Il venait chaque jour à « La Mort subite ». Chaque jour, il apportait son grand cahier toilé, s’asseyait à une des tables du fond, le plus retiré possible, il ne regardait jamais les autres clients, fixait sa page blanche, le crayon suspendu sans qu’aucun mot n’en sorte. Vous écrivez, lui dis-je ? Il eut un sourire d’amertume. Vous vous moquez, monsieur. J’essaie d’écrire, je voudrais écrire. Mais chaque fois que je veux utiliser le crayon, une terrible résistance pèse sur moi, sur lui, si bien que lui et moi devenons incapables d’inscrire sur ce cahier quelque mot que ce soit. Comme je m’étonnais qu’un tel poids puisse peser sur un homme et sur son crayon, il me répondit que la chose était somme toute normale. Je ne suis plus jeune, monsieur, j’ai vu bien des choses, j’ai lu les plus grands auteurs. Tout cela brise le mouvement de mon crayon. Dépositaire du savoir des livres et de l’expérience, comment puis-je encore espérer faire passer la somme de ce que je sais par ce mince canal ?

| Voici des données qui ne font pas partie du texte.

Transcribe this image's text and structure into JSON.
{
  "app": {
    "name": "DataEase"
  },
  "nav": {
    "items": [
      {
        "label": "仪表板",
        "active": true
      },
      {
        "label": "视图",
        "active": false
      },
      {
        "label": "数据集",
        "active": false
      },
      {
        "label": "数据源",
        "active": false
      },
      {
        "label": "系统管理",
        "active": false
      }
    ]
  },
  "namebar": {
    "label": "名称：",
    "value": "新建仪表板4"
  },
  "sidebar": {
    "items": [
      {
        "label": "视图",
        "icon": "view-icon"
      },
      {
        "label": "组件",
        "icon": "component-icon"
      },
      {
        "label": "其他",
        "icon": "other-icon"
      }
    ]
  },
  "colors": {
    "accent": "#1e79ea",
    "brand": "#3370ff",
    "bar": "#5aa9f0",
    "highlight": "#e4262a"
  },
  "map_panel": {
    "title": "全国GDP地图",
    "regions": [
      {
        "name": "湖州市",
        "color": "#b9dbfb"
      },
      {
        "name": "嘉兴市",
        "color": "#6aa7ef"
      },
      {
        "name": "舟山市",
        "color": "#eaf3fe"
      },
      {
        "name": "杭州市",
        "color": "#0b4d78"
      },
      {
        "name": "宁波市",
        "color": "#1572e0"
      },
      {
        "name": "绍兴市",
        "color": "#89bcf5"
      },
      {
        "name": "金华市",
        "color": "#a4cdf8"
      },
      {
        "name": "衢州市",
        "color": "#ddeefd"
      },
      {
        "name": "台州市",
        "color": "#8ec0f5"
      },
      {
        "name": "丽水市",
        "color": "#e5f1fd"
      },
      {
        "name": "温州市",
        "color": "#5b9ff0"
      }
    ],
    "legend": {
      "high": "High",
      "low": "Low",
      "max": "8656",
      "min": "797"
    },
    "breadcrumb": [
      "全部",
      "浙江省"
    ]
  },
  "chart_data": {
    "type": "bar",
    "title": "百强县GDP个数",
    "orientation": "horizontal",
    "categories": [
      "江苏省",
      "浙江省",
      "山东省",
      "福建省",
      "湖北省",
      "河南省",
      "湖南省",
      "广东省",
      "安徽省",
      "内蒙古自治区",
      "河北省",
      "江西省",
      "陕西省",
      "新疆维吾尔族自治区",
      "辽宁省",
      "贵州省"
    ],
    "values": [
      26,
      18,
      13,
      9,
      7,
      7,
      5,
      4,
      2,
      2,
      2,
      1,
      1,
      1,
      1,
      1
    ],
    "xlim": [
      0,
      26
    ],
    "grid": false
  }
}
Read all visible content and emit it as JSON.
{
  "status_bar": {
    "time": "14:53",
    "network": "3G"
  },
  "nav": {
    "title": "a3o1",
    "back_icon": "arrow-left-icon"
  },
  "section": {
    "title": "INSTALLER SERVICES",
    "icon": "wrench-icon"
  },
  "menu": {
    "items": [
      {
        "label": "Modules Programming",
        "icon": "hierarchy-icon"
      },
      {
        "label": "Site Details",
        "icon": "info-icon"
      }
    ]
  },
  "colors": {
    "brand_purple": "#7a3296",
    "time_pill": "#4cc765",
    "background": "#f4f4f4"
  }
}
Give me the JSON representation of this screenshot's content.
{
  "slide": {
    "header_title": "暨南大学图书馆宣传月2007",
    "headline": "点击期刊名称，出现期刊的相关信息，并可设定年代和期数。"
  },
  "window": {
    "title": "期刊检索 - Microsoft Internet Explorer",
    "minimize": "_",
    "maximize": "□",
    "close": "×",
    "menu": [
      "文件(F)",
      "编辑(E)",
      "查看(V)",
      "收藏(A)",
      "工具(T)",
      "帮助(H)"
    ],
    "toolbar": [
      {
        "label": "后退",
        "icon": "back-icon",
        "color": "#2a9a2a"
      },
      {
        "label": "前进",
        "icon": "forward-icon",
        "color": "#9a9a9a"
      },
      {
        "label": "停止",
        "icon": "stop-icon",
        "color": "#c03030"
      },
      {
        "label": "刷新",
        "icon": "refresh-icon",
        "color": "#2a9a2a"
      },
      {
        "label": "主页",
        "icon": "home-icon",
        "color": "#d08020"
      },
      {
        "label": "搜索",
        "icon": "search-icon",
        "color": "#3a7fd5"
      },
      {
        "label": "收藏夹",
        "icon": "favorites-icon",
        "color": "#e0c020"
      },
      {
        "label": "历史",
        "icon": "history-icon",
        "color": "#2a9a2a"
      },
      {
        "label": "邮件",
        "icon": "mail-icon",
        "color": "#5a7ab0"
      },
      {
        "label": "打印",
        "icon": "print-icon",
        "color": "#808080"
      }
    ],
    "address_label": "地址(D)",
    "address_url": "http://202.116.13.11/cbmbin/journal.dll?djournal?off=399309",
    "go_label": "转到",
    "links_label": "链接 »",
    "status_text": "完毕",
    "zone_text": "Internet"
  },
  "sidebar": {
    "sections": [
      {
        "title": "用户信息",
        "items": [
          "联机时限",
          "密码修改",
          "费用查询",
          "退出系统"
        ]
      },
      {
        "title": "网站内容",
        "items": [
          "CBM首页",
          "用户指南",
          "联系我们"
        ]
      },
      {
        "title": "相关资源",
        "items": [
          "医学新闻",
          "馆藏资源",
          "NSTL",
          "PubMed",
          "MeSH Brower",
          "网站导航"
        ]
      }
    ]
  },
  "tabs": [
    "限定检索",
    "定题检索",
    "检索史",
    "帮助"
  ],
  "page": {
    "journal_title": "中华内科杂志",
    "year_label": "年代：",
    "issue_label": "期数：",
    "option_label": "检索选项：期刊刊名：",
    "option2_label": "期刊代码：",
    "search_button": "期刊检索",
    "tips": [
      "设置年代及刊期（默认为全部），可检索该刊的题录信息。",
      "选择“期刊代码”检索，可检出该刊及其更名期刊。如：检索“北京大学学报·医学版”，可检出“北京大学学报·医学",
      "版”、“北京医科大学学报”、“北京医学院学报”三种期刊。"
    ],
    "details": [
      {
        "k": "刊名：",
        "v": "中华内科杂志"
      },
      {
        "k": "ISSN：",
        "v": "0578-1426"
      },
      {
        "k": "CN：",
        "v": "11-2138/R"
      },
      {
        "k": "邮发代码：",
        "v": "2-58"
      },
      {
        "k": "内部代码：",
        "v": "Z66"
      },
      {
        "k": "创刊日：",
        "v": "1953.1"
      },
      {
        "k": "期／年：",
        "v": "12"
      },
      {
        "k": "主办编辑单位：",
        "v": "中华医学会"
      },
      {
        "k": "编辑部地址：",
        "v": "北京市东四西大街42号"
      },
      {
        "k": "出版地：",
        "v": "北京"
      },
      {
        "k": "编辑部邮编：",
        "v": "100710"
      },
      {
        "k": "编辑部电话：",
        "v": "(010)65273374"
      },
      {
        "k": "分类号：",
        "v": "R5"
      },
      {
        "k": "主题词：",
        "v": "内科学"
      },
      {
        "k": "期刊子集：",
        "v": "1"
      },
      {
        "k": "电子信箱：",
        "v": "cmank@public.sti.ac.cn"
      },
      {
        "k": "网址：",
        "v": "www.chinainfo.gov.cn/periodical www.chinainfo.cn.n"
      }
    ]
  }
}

Jean-Marie Piemme, Accents toniques, Journal de théâtre 1973-2017, Editions Alternatives théâtrales, 2017, page 244
RC
L'homme dit que la somme de ses lectures depuis sa jeunesse empêche l'acte d'écrire. Pour moi, ce fût exactement le contraire: c'est surtout voir des pièces qui m'a inspiré dès l'enfance. Mes premiers textes étaient largement inspirés d'autres, avec ce besoin de dire à ma façon, avec mes tournures. Probablement aussi que je ne comprenais pas tout ce que j'avais vu et j'avais besoin de réécrire pour plus de clarté personnelle. Il m'a fallu longtemps pour me débarrasser de ce besoin de tout comprendre et de tout maîtriser. Une certaine lenteur, une grande attente pour être prêt pour la poésie. Cela vient certainement de mon éducation mais aussi d'un besoin de mûrir. Précoce pour écrire mais en retard pour accepter de laisser les idées, les histoires, les personnages surgir, pour accepter de découvrir avec l'écriture.
JMP
En commençant d’écrire de la fiction à plus de 40 ans, et ayant un passé de dramaturge, ma crainte était d’écrire comme un dramaturge. Je ne souhaite pas écrire une fiction que l’on qualifierait d’intellectuelle ou de savante. Après l’écriture de ma première pièce, j’ai décidé de renoncer à cette fonction de dramaturge. Je ne voulais pas mélanger les genres. Ma fonction de dramaturge s’inscrit dans mon trajet scolaire, c’est là que j’ai appris à décortiquer les textes. Mes écritures de fiction s’ancrent je ne sais trop où, dans l’enfance, dans quelque chose dont je n’ai que partiellement conscience, dans un instinct. Cela ne signifie pas que le savoir dramaturgique est absent. Je suis très conscient de l’écriture des autres. Mais quelque chose d’inconnu de moi est plus fort, parvient à digérer tout ça.